- Capilano Mountain Location within Greater Vancouver Regional District Capilano Mountain Location within Squamish-Lillooet Regional District Capilano Mountain Location within British Columbia

Highest point
- Elevation: 1,692 m (5,551 ft)
- Prominence: 603 m (1,978 ft)
- Parent peak: Cathedral Mountain
- Listing: Mountains of British Columbia
- Coordinates: 49°33′23″N 123°08′09″W﻿ / ﻿49.556389°N 123.135833°W

Geography
- Country: Canada
- Province: British Columbia
- Region: Squamish-Lillooet Regional District
- District: New Westminster Land District
- Parent range: Britannia Range
- Topo map: NTS 92G11 Squamish

Climbing
- First ascent: 1920

= Capilano Mountain =

Mountain in British Columbia, Canada

Capilano Mountain, 1,692 metres (5,551 ft), is a summit in the Britannia Range, a subrange of the Coast Mountains of British Columbia, Canada. The mountain is located just east of the village of Furry Creek on the Howe Sound shoreline below. Capilano Mountain is one of the northernmost peaks that can be seen from downtown Vancouver and is therefore often considered to be one of the northernmost North Shore Mountains. It is the headwaters of the Capilano River in the Capilano Watershed, which flows south through to Capilano Lake and the North Shore of the Burrard Inlet. Its north aspect drains into the Howe Sound via Furry and Downing creeks.

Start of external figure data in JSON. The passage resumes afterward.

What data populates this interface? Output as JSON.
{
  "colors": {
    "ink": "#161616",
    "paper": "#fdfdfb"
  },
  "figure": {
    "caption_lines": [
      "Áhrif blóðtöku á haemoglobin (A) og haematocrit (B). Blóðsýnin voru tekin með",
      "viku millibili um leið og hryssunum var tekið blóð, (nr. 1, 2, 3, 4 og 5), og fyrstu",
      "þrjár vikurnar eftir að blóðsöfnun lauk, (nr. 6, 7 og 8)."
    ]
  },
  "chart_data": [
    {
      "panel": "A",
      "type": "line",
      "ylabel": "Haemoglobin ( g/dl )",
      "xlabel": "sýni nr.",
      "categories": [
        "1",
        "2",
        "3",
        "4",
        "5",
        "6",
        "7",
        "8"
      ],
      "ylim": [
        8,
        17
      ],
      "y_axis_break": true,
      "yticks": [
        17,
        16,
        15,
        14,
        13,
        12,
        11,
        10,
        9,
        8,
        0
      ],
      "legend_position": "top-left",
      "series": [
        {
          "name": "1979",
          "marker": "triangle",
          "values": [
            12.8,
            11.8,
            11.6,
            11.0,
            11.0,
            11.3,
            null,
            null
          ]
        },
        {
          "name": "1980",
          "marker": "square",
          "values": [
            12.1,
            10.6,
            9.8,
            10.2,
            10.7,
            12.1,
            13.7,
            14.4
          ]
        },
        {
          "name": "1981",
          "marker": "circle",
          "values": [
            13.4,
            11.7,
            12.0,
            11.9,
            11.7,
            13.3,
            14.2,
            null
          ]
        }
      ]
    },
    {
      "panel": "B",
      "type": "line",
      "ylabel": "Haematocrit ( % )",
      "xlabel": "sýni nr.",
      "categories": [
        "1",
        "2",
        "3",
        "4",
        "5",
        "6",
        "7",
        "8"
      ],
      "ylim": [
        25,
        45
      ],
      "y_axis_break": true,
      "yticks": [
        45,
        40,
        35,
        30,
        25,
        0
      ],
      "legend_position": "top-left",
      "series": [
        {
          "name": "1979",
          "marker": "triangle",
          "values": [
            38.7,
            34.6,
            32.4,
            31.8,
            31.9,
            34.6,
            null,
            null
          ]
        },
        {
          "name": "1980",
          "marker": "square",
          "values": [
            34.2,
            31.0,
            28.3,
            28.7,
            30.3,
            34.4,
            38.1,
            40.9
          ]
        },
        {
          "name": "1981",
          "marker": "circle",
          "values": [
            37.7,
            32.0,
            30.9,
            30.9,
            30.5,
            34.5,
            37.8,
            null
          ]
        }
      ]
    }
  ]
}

Capilano Mountain is typically ascended via the Beth Lake Trail, accessed by Furry Downing Road from the village of Furry Creek.

== Name origin ==
Capilano Mountain was named after Squamish Chief Kiapalano, the father of Chief Joe Capilano. Capilano was first used to describe the Capilano River in 1867 and Capilano Mountain in 1912. The name was officially adopted in 1924.